Question

If the root mean square velocity of hydrogen molecule at a given temperature and pressure is 2 km/s, the root mean square velocity of oxygen at the same condition in km/s is :

• A. 2.0
• B. 0.5
• C. 1.5
• D. 1.0

Answer 1

The Correct Option is B

Given: - Root mean square (rms) velocity of hydrogen (\(v_{H_2}\)) = 2 km/s - Molecular mass of hydrogen (\(M_{H_2}\)) = 2 g/mol - Molecular mass of oxygen (\(M_{O_2}\)) = 32 g/mol

Step 1: Relationship for Root Mean Square Velocity

The root mean square velocity of a gas is given by:

\[ v_{\text{rms}} \propto \frac{1}{\sqrt{M}} \]

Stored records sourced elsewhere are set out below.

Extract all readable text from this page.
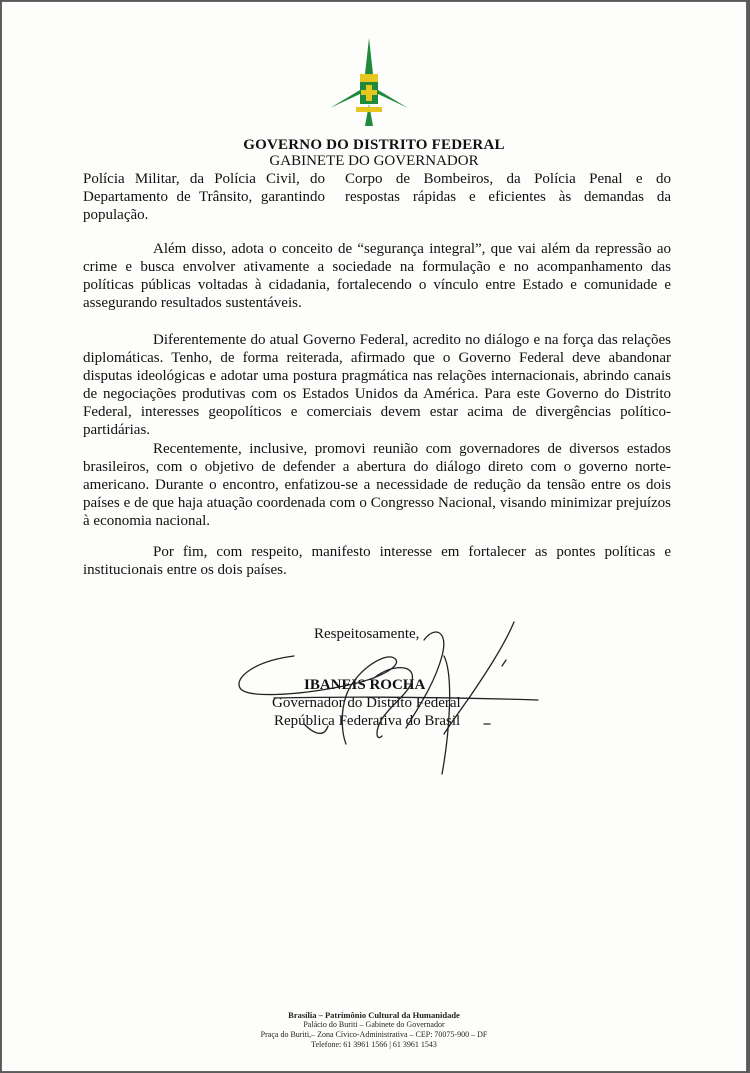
GOVERNO DO DISTRITO FEDERAL
GABINETE DO GOVERNADOR
Polícia Militar, da Polícia Civil, do Corpo de Bombeiros, da Polícia Penal e do
Departamento de Trânsito, garantindo respostas rápidas e eficientes às demandas da
população.

Além disso, adota o conceito de “segurança integral”, que vai além da repressão ao crime e busca envolver ativamente a sociedade na formulação e no acompanhamento das políticas públicas voltadas à cidadania, fortalecendo o vínculo entre Estado e comunidade e assegurando resultados sustentáveis.

Diferentemente do atual Governo Federal, acredito no diálogo e na força das relações diplomáticas. Tenho, de forma reiterada, afirmado que o Governo Federal deve abandonar disputas ideológicas e adotar uma postura pragmática nas relações internacionais, abrindo canais de negociações produtivas com os Estados Unidos da América. Para este Governo do Distrito Federal, interesses geopolíticos e comerciais devem estar acima de divergências político-partidárias.

Recentemente, inclusive, promovi reunião com governadores de diversos estados brasileiros, com o objetivo de defender a abertura do diálogo direto com o governo norte-americano. Durante o encontro, enfatizou-se a necessidade de redução da tensão entre os dois países e de que haja atuação coordenada com o Congresso Nacional, visando minimizar prejuízos à economia nacional.

Por fim, com respeito, manifesto interesse em fortalecer as pontes políticas e institucionais entre os dois países.

Respeitosamente,
IBANEIS ROCHA
Governador do Distrito Federal
República Federativa do Brasil
Brasília – Patrimônio Cultural da Humanidade
Palácio do Buriti – Gabinete do Governador
Praça do Buriti,– Zona Cívico-Administrativa – CEP: 70075-900 – DF
Telefone: 61 3961 1566 | 61 3961 1543
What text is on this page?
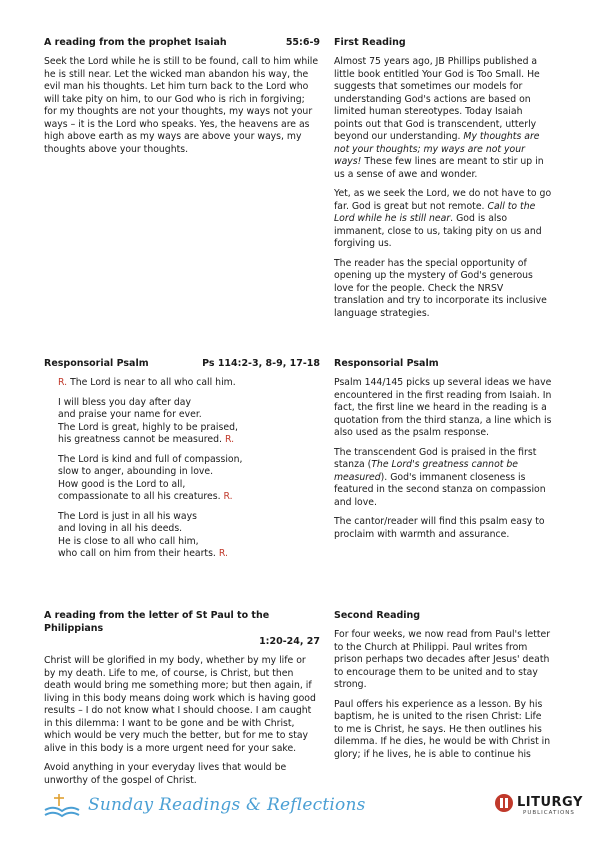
A reading from the prophet Isaiah	55:6-9

Seek the Lord while he is still to be found, call to him while he is still near. Let the wicked man abandon his way, the evil man his thoughts. Let him turn back to the Lord who will take pity on him, to our God who is rich in forgiving; for my thoughts are not your thoughts, my ways not your ways – it is the Lord who speaks. Yes, the heavens are as high above earth as my ways are above your ways, my thoughts above your thoughts.

First Reading

Almost 75 years ago, JB Phillips published a little book entitled Your God is Too Small. He suggests that sometimes our models for understanding God's actions are based on limited human stereotypes. Today Isaiah points out that God is transcendent, utterly beyond our understanding. My thoughts are not your thoughts; my ways are not your ways! These few lines are meant to stir up in us a sense of awe and wonder.

Yet, as we seek the Lord, we do not have to go far. God is great but not remote. Call to the Lord while he is still near. God is also immanent, close to us, taking pity on us and forgiving us.

The reader has the special opportunity of opening up the mystery of God's generous love for the people. Check the NRSV translation and try to incorporate its inclusive language strategies.

Responsorial Psalm	Ps 114:2-3, 8-9, 17-18

R. The Lord is near to all who call him.

I will bless you day after day
and praise your name for ever.
The Lord is great, highly to be praised,
his greatness cannot be measured. R.

The Lord is kind and full of compassion,
slow to anger, abounding in love.
How good is the Lord to all,
compassionate to all his creatures. R.

The Lord is just in all his ways
and loving in all his deeds.
He is close to all who call him,
who call on him from their hearts. R.

Responsorial Psalm

Psalm 144/145 picks up several ideas we have encountered in the first reading from Isaiah. In fact, the first line we heard in the reading is a quotation from the third stanza, a line which is also used as the psalm response.

The transcendent God is praised in the first stanza (The Lord's greatness cannot be measured). God's immanent closeness is featured in the second stanza on compassion and love.

The cantor/reader will find this psalm easy to proclaim with warmth and assurance.

A reading from the letter of St Paul to the Philippians
1:20-24, 27

Christ will be glorified in my body, whether by my life or by my death. Life to me, of course, is Christ, but then death would bring me something more; but then again, if living in this body means doing work which is having good results – I do not know what I should choose. I am caught in this dilemma: I want to be gone and be with Christ, which would be very much the better, but for me to stay alive in this body is a more urgent need for your sake.

Avoid anything in your everyday lives that would be unworthy of the gospel of Christ.

Second Reading

For four weeks, we now read from Paul's letter to the Church at Philippi. Paul writes from prison perhaps two decades after Jesus' death to encourage them to be united and to stay strong.

Paul offers his experience as a lesson. By his baptism, he is united to the risen Christ: Life to me is Christ, he says. He then outlines his dilemma. If he dies, he would be with Christ in glory; if he lives, he is able to continue his

Sunday Readings & Reflections	LITURGY
PUBLICATIONS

where \(M\) is the molar mass of the gas.

Step 2: Calculating the Ratio of Velocities

Using the inverse square root relationship for hydrogen and oxygen:

\[ \frac{v_{O_2}}{v_{H_2}} = \sqrt{\frac{M_{H_2}}{M_{O_2}}} \]

Substituting the given values:

\[ \frac{v_{O_2}}{2} = \sqrt{\frac{2}{32}} \] \[ \frac{v_{O_2}}{2} = \sqrt{\frac{1}{16}} \] \[ \frac{v_{O_2}}{2} = \frac{1}{4} \]

Multiplying both sides by 2:

\[ v_{O_2} = \frac{1}{4} \times 2 = 0.5 \, \text{km/s} \]

Conclusion:

The root mean square velocity of oxygen at the same conditions is 0.5 km/s.